I wanted to make a separate post wrapping up the entire trip with a few key takeaways, but I fear that would run the risk of me never actually finishing this series. I'll leave you with an abbreviated version here instead.
1. Every time I travel, people tell me to "be safe" and not go anywhere alone. It's solid life advice no matter where you are, but I have to admit that I did wind up alone at some point during every stop of this trip, and I honestly felt safer in Greece than many places I've visited in the U.S. There was one moment in particular when I was hunting $10 dresses on a questionable-looking side street in Athens where I started to wonder if I had made a mistake. Halfway down the block, I looked up and realized that there were easily 40 other people walking down the street, and every single one of them was male. It was such a strange phenomenon to be the only female in a small crowd, a weird glitch in the pedestrian matrix.
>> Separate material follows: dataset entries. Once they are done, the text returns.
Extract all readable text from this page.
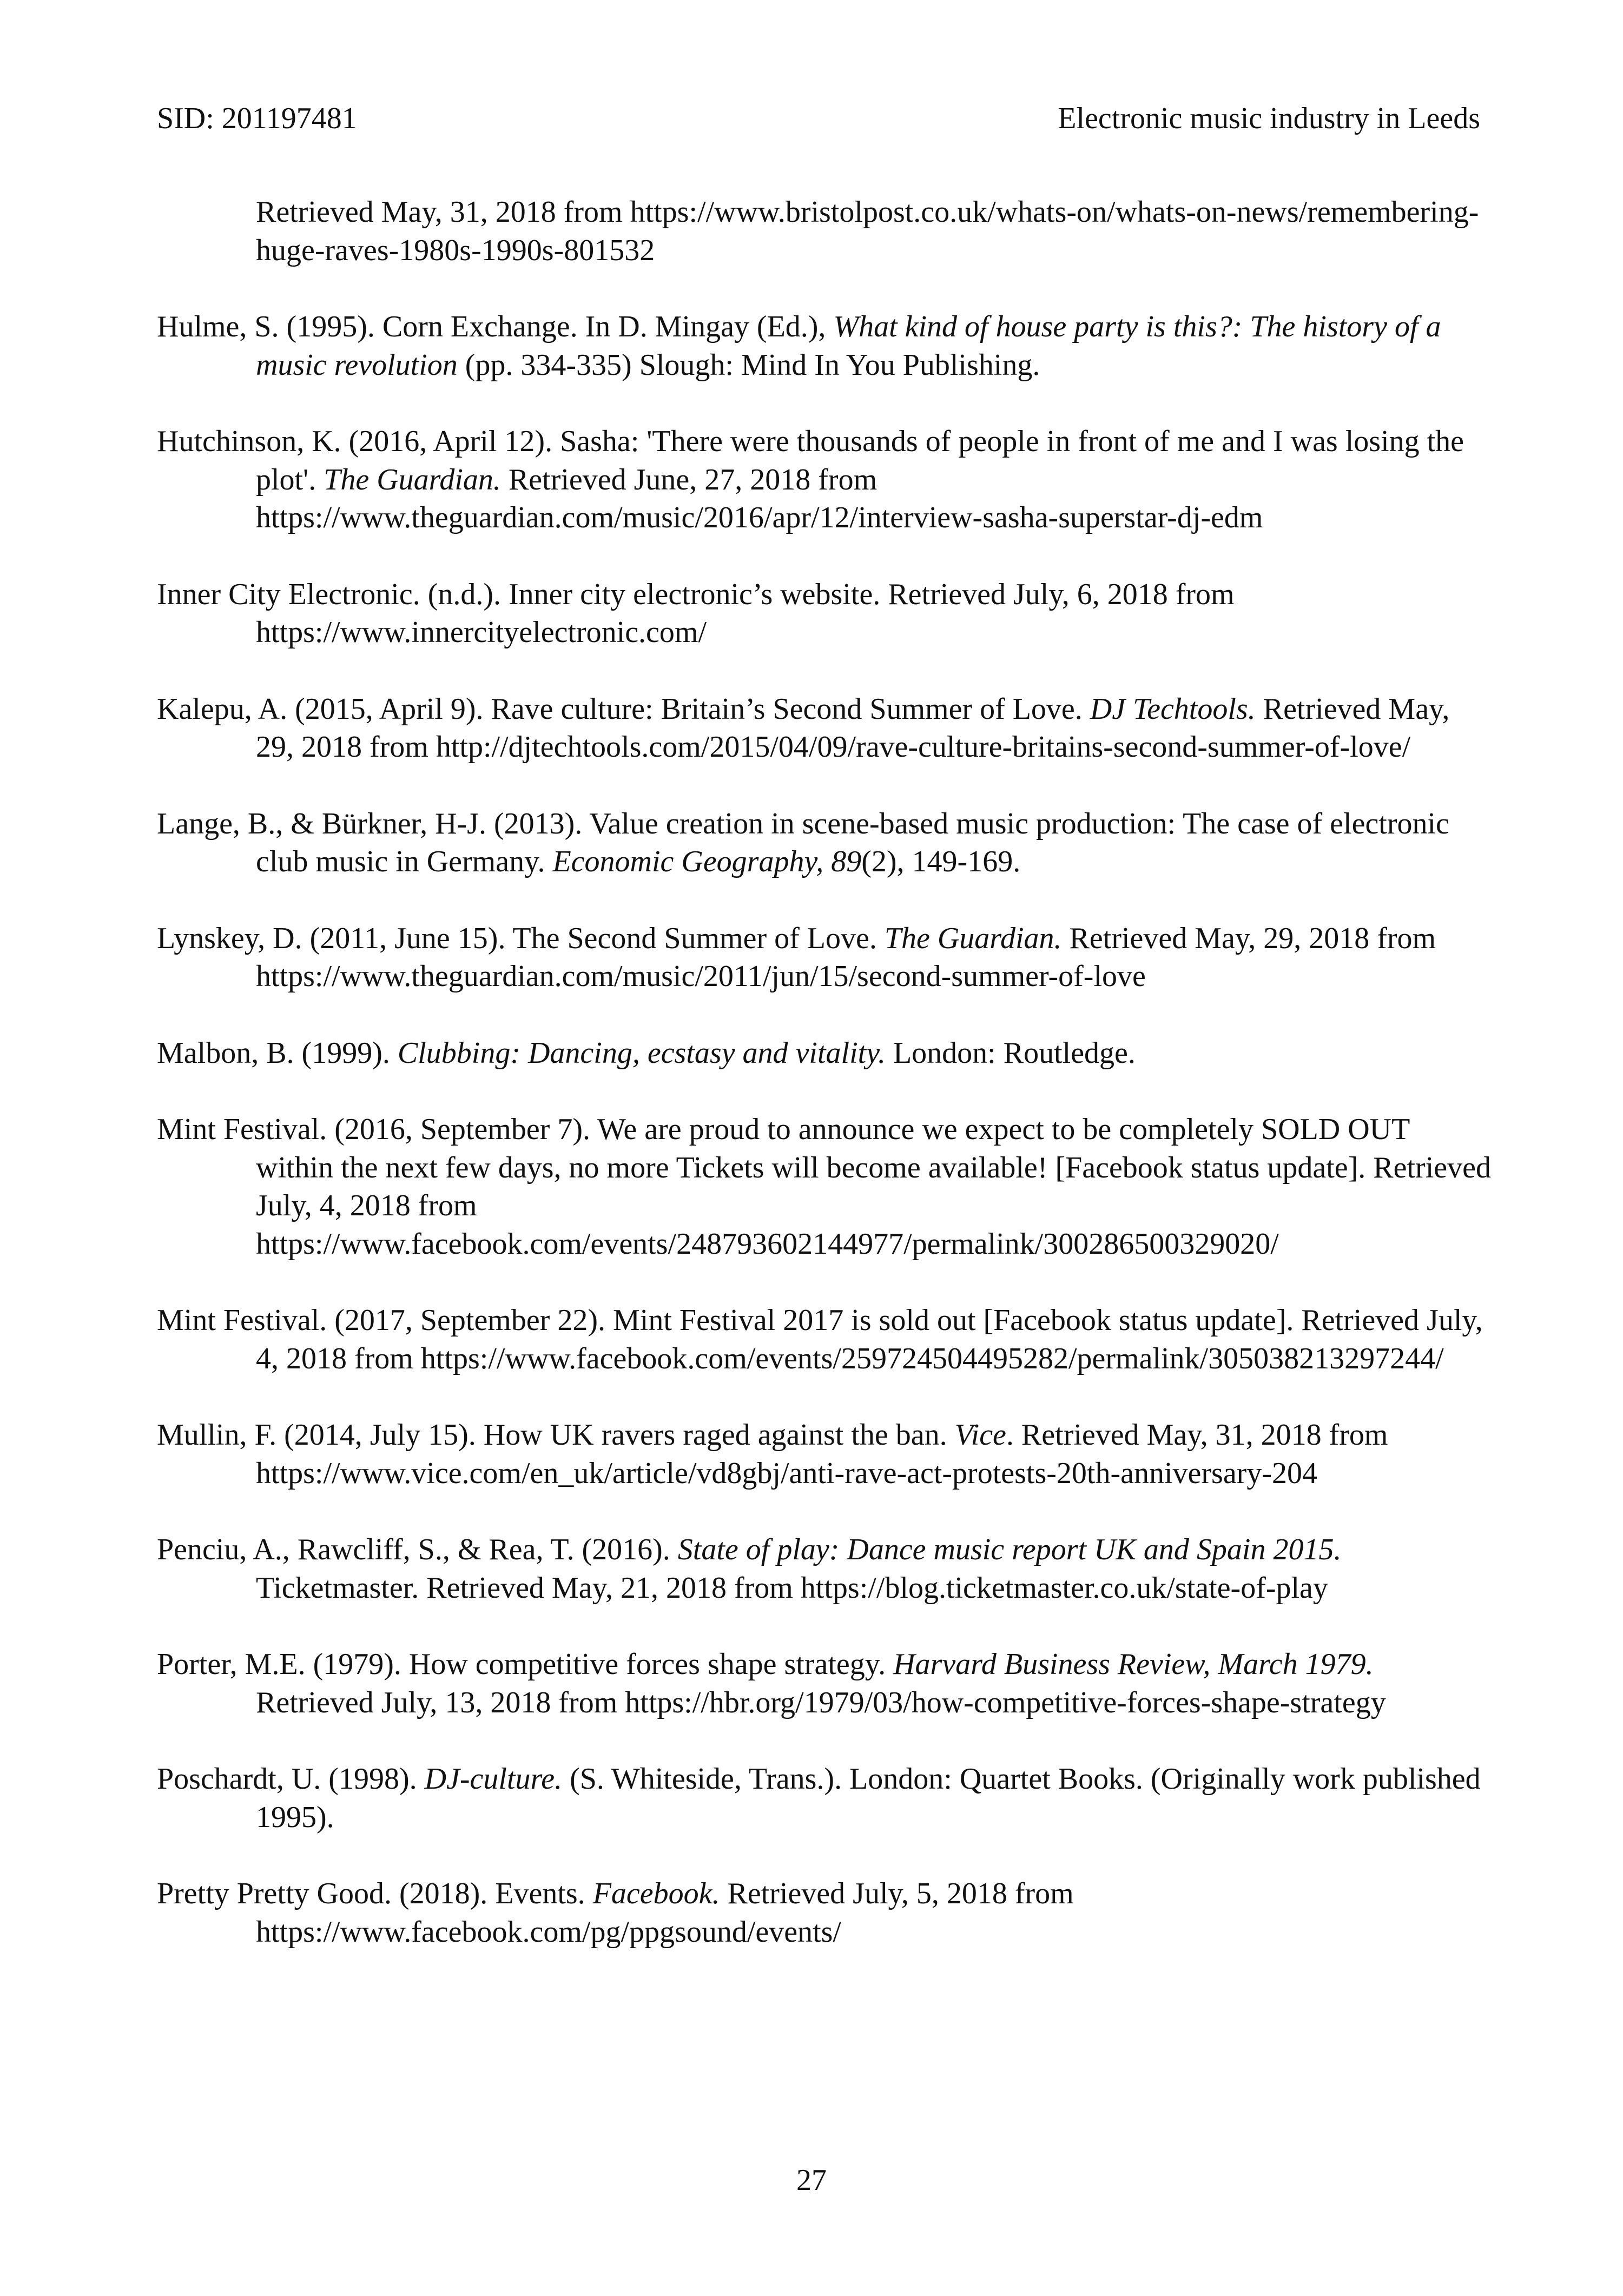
SID: 201197481	Electronic music industry in Leeds

Retrieved May, 31, 2018 from https://www.bristolpost.co.uk/whats-on/whats-on-news/remembering-huge-raves-1980s-1990s-801532

Hulme, S. (1995). Corn Exchange. In D. Mingay (Ed.), What kind of house party is this?: The history of a music revolution (pp. 334-335) Slough: Mind In You Publishing.

Hutchinson, K. (2016, April 12). Sasha: 'There were thousands of people in front of me and I was losing the plot'. The Guardian. Retrieved June, 27, 2018 from https://www.theguardian.com/music/2016/apr/12/interview-sasha-superstar-dj-edm

Inner City Electronic. (n.d.). Inner city electronic’s website. Retrieved July, 6, 2018 from https://www.innercityelectronic.com/

Kalepu, A. (2015, April 9). Rave culture: Britain’s Second Summer of Love. DJ Techtools. Retrieved May, 29, 2018 from http://djtechtools.com/2015/04/09/rave-culture-britains-second-summer-of-love/

Lange, B., & Bürkner, H-J. (2013). Value creation in scene-based music production: The case of electronic club music in Germany. Economic Geography, 89(2), 149-169.

Lynskey, D. (2011, June 15). The Second Summer of Love. The Guardian. Retrieved May, 29, 2018 from https://www.theguardian.com/music/2011/jun/15/second-summer-of-love

Malbon, B. (1999). Clubbing: Dancing, ecstasy and vitality. London: Routledge.

Mint Festival. (2016, September 7). We are proud to announce we expect to be completely SOLD OUT within the next few days, no more Tickets will become available! [Facebook status update]. Retrieved July, 4, 2018 from https://www.facebook.com/events/248793602144977/permalink/300286500329020/

Mint Festival. (2017, September 22). Mint Festival 2017 is sold out [Facebook status update]. Retrieved July, 4, 2018 from https://www.facebook.com/events/259724504495282/permalink/305038213297244/

Mullin, F. (2014, July 15). How UK ravers raged against the ban. Vice. Retrieved May, 31, 2018 from https://www.vice.com/en_uk/article/vd8gbj/anti-rave-act-protests-20th-anniversary-204

Penciu, A., Rawcliff, S., & Rea, T. (2016). State of play: Dance music report UK and Spain 2015. Ticketmaster. Retrieved May, 21, 2018 from https://blog.ticketmaster.co.uk/state-of-play

Porter, M.E. (1979). How competitive forces shape strategy. Harvard Business Review, March 1979. Retrieved July, 13, 2018 from https://hbr.org/1979/03/how-competitive-forces-shape-strategy

Poschardt, U. (1998). DJ-culture. (S. Whiteside, Trans.). London: Quartet Books. (Originally work published 1995).

Pretty Pretty Good. (2018). Events. Facebook. Retrieved July, 5, 2018 from https://www.facebook.com/pg/ppgsound/events/

27
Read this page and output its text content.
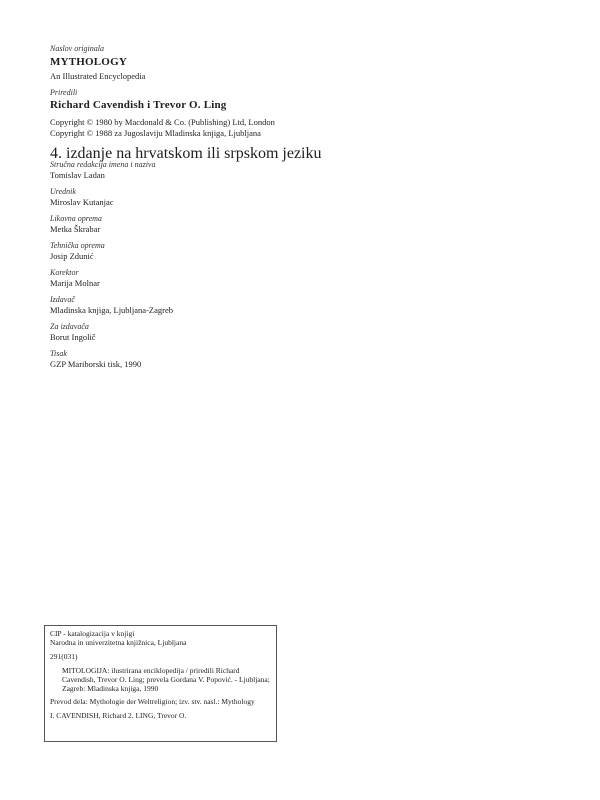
Naslov originala
MYTHOLOGY
An Illustrated Encyclopedia
Priredili
Richard Cavendish i Trevor O. Ling
Copyright © 1980 by Macdonald & Co. (Publishing) Ltd, London
Copyright © 1988 za Jugoslaviju Mladinska knjiga, Ljubljana
4. izdanje na hrvatskom ili srpskom jeziku
Stručna redakcija imena i naziva
Tomislav Ladan
Urednik
Miroslav Kutanjac
Likovna oprema
Metka Škrabar
Tehnička oprema
Josip Zdunić
Korektor
Marija Molnar
Izdavač
Mladinska knjiga, Ljubljana-Zagreb
Za izdavača
Borut Ingolič
Tisak
GZP Mariborski tisk, 1990

CIP - katalogizacija v knjigi

Narodna in univerzitetna knjižnica, Ljubljana

291(031)

MITOLOGIJA: ilustrirana enciklopedija / priredili Richard Cavendish, Trevor O. Ling; prevela Gordana V. Popović. - Ljubljana; Zagreb: Mladinska knjiga, 1990

Prevod dela: Mythologie der Weltreligion; izv. stv. nasl.: Mythology

I. CAVENDISH, Richard 2. LING, Trevor O.
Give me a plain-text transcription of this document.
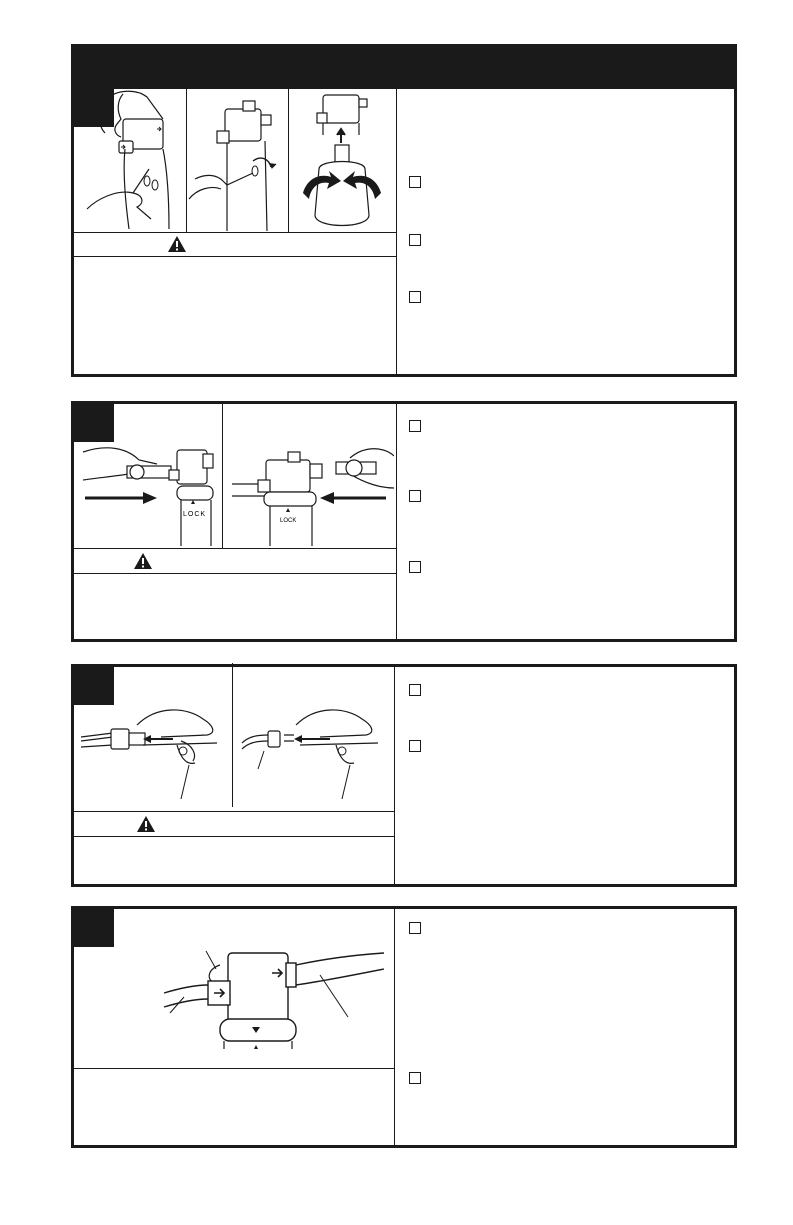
LOCK
LOCK
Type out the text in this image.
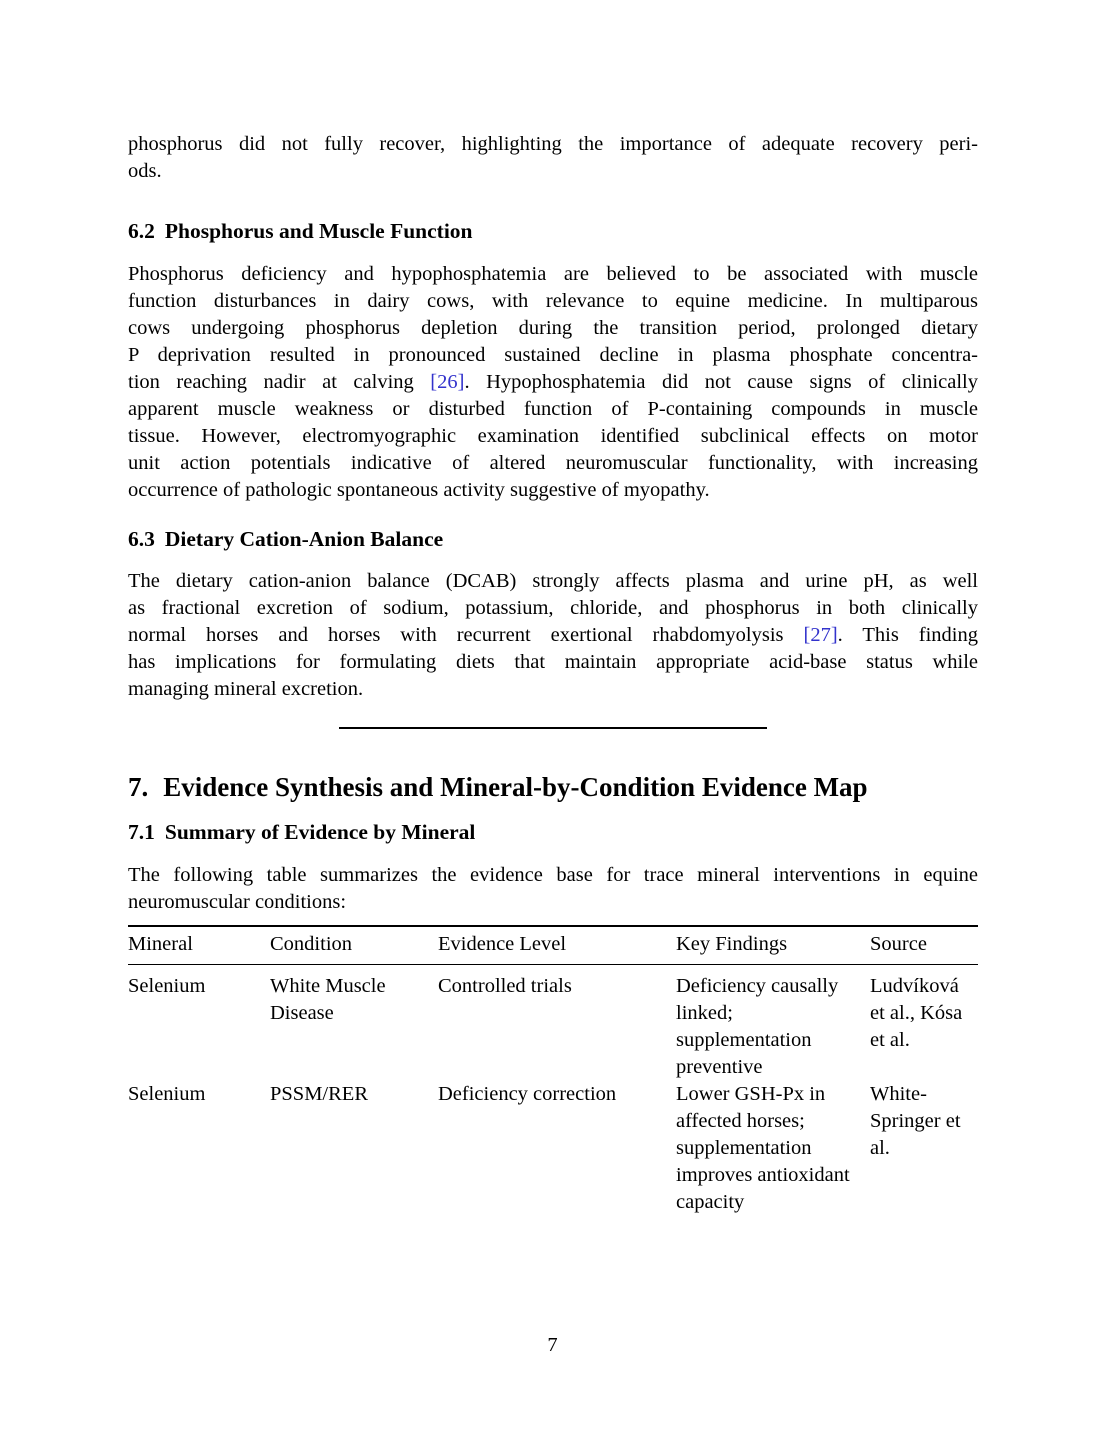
phosphorus did not fully recover, highlighting the importance of adequate recovery peri-
ods.
6.2 Phosphorus and Muscle Function
Phosphorus deficiency and hypophosphatemia are believed to be associated with muscle
function disturbances in dairy cows, with relevance to equine medicine. In multiparous
cows undergoing phosphorus depletion during the transition period, prolonged dietary
P deprivation resulted in pronounced sustained decline in plasma phosphate concentra-
tion reaching nadir at calving [26]. Hypophosphatemia did not cause signs of clinically
apparent muscle weakness or disturbed function of P-containing compounds in muscle
tissue. However, electromyographic examination identified subclinical effects on motor
unit action potentials indicative of altered neuromuscular functionality, with increasing
occurrence of pathologic spontaneous activity suggestive of myopathy.
6.3 Dietary Cation-Anion Balance
The dietary cation-anion balance (DCAB) strongly affects plasma and urine pH, as well
as fractional excretion of sodium, potassium, chloride, and phosphorus in both clinically
normal horses and horses with recurrent exertional rhabdomyolysis [27]. This finding
has implications for formulating diets that maintain appropriate acid-base status while
managing mineral excretion.
7. Evidence Synthesis and Mineral-by-Condition Evidence Map
7.1 Summary of Evidence by Mineral
The following table summarizes the evidence base for trace mineral interventions in equine
neuromuscular conditions:
Mineral	Condition	Evidence Level	Key Findings	Source
Selenium	White Muscle Disease	Controlled trials	Deficiency causally linked; supplementation preventive	Ludvíková et al., Kósa et al.
Selenium	PSSM/RER	Deficiency correction	Lower GSH-Px in affected horses; supplementation improves antioxidant capacity	White-Springer et al.
7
But I kept walking and minding my own business, and you know what? So did they. What a wild concept. (I did make a mental note to exercise a little more caution while bargain hunting in the future, because actual nefarious individuals probably could use that weakness against me.)
2. I was dreading the public bathroom situation in a country where you can't flush toilet paper, but I swear to you that every single public bathroom I went to in Greece was cleaner than 95% of the public toilets I've used here. One of the beach bathrooms that we saw had a $1 admission fee and had me thinking if I could throw a dollar at a gas station bathroom here and not run out gagging, I'd do it with joy and consider leaving a tip.
3. On a serious note, sometimes I take a step back and look at all of the experiences I've had because of Hanson, and as cheesy as it sounds, I thank God that I was born into the same timeline as them. This trip made it more evident than ever that I should also be thanking God that I was born in the time of convenient travel technology. Having a handheld device that can translate languages, bring a ride to my location in minutes, and help me find the closest...ANYTHING...is a truly amazing blessing not to be taken for granted. I can plan it, book it, document it, and then come home and bore you all to sleep with the details, all with the touch of a few buttons. And I can do it all with a couple of long distance friends that I never would have met without that same technology. From streets to suites, and five star feasts to fish soup fails, I'm always grateful for the adventure.